Musik kann Brücken bauen, gerade in Zeiten heftiger politischer Spannungen. Besonders beeindruckend gelingt dies, wenn zwei verfeindete Länder wie Israel und der Iran in einen Krieg verwickelt sind. Das Konzert „Jüdische und persische Musiktraditionen im Dialog“ in der Düsseldorfer Synagoge setzte ein starkes Zeichen für Freundschaft und Solidarität.

„Auch wenn Staaten dies nicht tun, Kulturen können miteinander sprechen“, sagte Julia Blüm vom Vorstand der Jüdischen Gemeinde in ihrer Begrüßung. „Die Verbindung unserer Kulturen hat in 2600 Jahren Imperien, Kriege und politische Umbrüche überdauert und lebt bis heute weiter, in Sprache und Musik.“ Blüm gedachte der Menschen im Iran: „Wir wünschen dem iranischen Volk Frieden, Freiheit und eine Zukunft in Würde.“

Zwei Virtuosen gestalteten ein denkwürdiges Konzert. Der aus Teheran stammende Santur-Meister Kioomars Musayyebi und der jüdische-russische Geiger Alexey Kochetkov verknüpften Elemente der traditionellen Klezmer-Musik mit Radif, einer Sammlung persischer Musik.

Musayyebi sagte über die Merkmale seines Instruments mit 72 Saiten: „Die Santur stammt ursprünglich aus dem Iran, verbreitete sich dann in Ländern wie China, der Mongolei und Großbritannien. Eine Variante mit dem rustikalen Namen Hackbrett kennt man sogar in Süddeutschland.“

Zu erleben war weit mehr als ein Konzert.
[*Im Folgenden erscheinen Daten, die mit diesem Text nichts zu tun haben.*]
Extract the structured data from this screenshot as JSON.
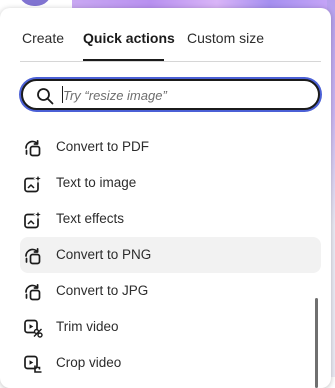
{
  "tabs": [
    {
      "label": "Create"
    },
    {
      "label": "Quick actions",
      "active": true
    },
    {
      "label": "Custom size"
    }
  ],
  "search": {
    "placeholder": "Try “resize image”",
    "value": "",
    "icon": "search-icon"
  },
  "actions": [
    {
      "label": "Convert to PDF",
      "icon": "convert-icon"
    },
    {
      "label": "Text to image",
      "icon": "sparkle-image-icon"
    },
    {
      "label": "Text effects",
      "icon": "sparkle-image-icon"
    },
    {
      "label": "Convert to PNG",
      "icon": "convert-icon",
      "hover": true
    },
    {
      "label": "Convert to JPG",
      "icon": "convert-icon"
    },
    {
      "label": "Trim video",
      "icon": "trim-video-icon"
    },
    {
      "label": "Crop video",
      "icon": "crop-video-icon"
    }
  ],
  "colors": {
    "accent_focus": "#4b60d6",
    "text": "#2c2c2c",
    "hover_bg": "#f2f2f2"
  }
}
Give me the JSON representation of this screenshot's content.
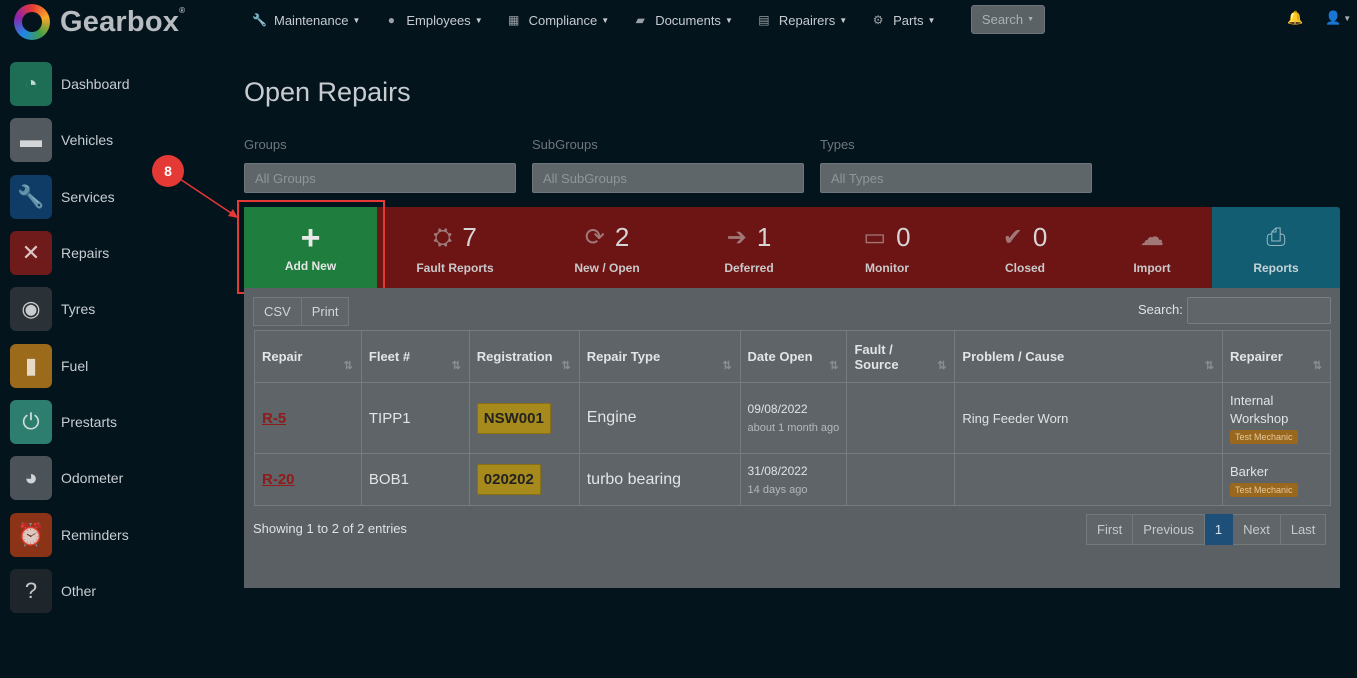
{
  "app": {
    "logo_text": "Gearbox"
  },
  "topnav": {
    "items": [
      {
        "label": "Maintenance",
        "icon": "wrench-icon"
      },
      {
        "label": "Employees",
        "icon": "user-circle-icon"
      },
      {
        "label": "Compliance",
        "icon": "calendar-icon"
      },
      {
        "label": "Documents",
        "icon": "folder-icon"
      },
      {
        "label": "Repairers",
        "icon": "address-card-icon"
      },
      {
        "label": "Parts",
        "icon": "gear-icon"
      }
    ],
    "search_label": "Search"
  },
  "sidebar": {
    "items": [
      {
        "label": "Dashboard",
        "icon": "gauge-icon",
        "color": "#1d6e55"
      },
      {
        "label": "Vehicles",
        "icon": "truck-icon",
        "color": "#525a60"
      },
      {
        "label": "Services",
        "icon": "wrench-icon",
        "color": "#0f3c66"
      },
      {
        "label": "Repairs",
        "icon": "tools-icon",
        "color": "#701b1b"
      },
      {
        "label": "Tyres",
        "icon": "tyre-icon",
        "color": "#2a3137"
      },
      {
        "label": "Fuel",
        "icon": "fuel-pump-icon",
        "color": "#9b6a1b"
      },
      {
        "label": "Prestarts",
        "icon": "power-icon",
        "color": "#2d7e6e"
      },
      {
        "label": "Odometer",
        "icon": "odometer-icon",
        "color": "#4c5358"
      },
      {
        "label": "Reminders",
        "icon": "alarm-clock-icon",
        "color": "#8a3316"
      },
      {
        "label": "Other",
        "icon": "question-icon",
        "color": "#1f262b"
      }
    ]
  },
  "main": {
    "title": "Open Repairs",
    "filters": [
      {
        "label": "Groups",
        "placeholder": "All Groups"
      },
      {
        "label": "SubGroups",
        "placeholder": "All SubGroups"
      },
      {
        "label": "Types",
        "placeholder": "All Types"
      }
    ],
    "add_new_label": "Add New",
    "stats": [
      {
        "label": "Fault Reports",
        "count": "7",
        "icon": "engine-icon"
      },
      {
        "label": "New / Open",
        "count": "2",
        "icon": "refresh-icon"
      },
      {
        "label": "Deferred",
        "count": "1",
        "icon": "arrow-circle-icon"
      },
      {
        "label": "Monitor",
        "count": "0",
        "icon": "monitor-icon"
      },
      {
        "label": "Closed",
        "count": "0",
        "icon": "check-circle-icon"
      },
      {
        "label": "Import",
        "count": "",
        "icon": "cloud-upload-icon"
      }
    ],
    "reports_label": "Reports",
    "annotation_number": "8",
    "export_buttons": [
      "CSV",
      "Print"
    ],
    "search_label": "Search:",
    "table": {
      "columns": [
        "Repair",
        "Fleet #",
        "Registration",
        "Repair Type",
        "Date Open",
        "Fault / Source",
        "Problem / Cause",
        "Repairer"
      ],
      "rows": [
        {
          "repair": "R-5",
          "fleet": "TIPP1",
          "registration": "NSW001",
          "repair_type": "Engine",
          "date_open": "09/08/2022",
          "date_ago": "about 1 month ago",
          "fault_source": "",
          "problem": "Ring Feeder Worn",
          "repairer": "Internal Workshop",
          "repairer_tag": "Test Mechanic"
        },
        {
          "repair": "R-20",
          "fleet": "BOB1",
          "registration": "020202",
          "repair_type": "turbo bearing",
          "date_open": "31/08/2022",
          "date_ago": "14 days ago",
          "fault_source": "",
          "problem": "",
          "repairer": "Barker",
          "repairer_tag": "Test Mechanic"
        }
      ]
    },
    "showing_text": "Showing 1 to 2 of 2 entries",
    "pagination": [
      "First",
      "Previous",
      "1",
      "Next",
      "Last"
    ]
  }
}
Alexey Kochetkov entlockte seinem iranischen Freund Erinnerungen an seine Kindheit. „Was wusstest du über Juden?“, fragte er. Kioomars Musayyebi erzählte von zwei jüdischen Familien in der Straße seiner Oma: „Neugierig schlich ich mich heimlich in eine der Wohnungen, weil ich unbedingt mehr über jüdisches Leben wissen wollte.“ Das spielte sich weitgehend im Verborgenen ab. Synagogen durfte man so wenig besuchen wie christliche Kirchen. 2011 war der Musiker gezwungen, seine Heimat aus politischen Gründen zu verlassen. „Ich habe viel gekämpft für mein Land, für Frauenrechte und Menschenrechte. Aber niemand will in einem System der Unterdrückung leben.“

Die beiden Künstler lernten sich 2006 bei einem Projekt über arabische Musik kennen. Alexey Kochetkov wurde nach zehn Jahren in Israel in Berlin heimisch, Musayyebi in Essen. Einmal habe er in einer Synagoge in Tel Aviv auf der Santur gespielt, berichtete er. „Du bist einer der wenigen Iraner, die je in Israel waren“, ergänzte der Violinist und gab spannende Einblicke in das Schicksal der Juden im früheren Persien. Eine endlose Geschichte von Vertreibung und Stigmatisierung, die 586 v. Chr. mit der Verschleppung der geistigen Elite aus Jerusalem nach Babylon begonnen hatte und sich über viele Jahrhunderte fortsetzte.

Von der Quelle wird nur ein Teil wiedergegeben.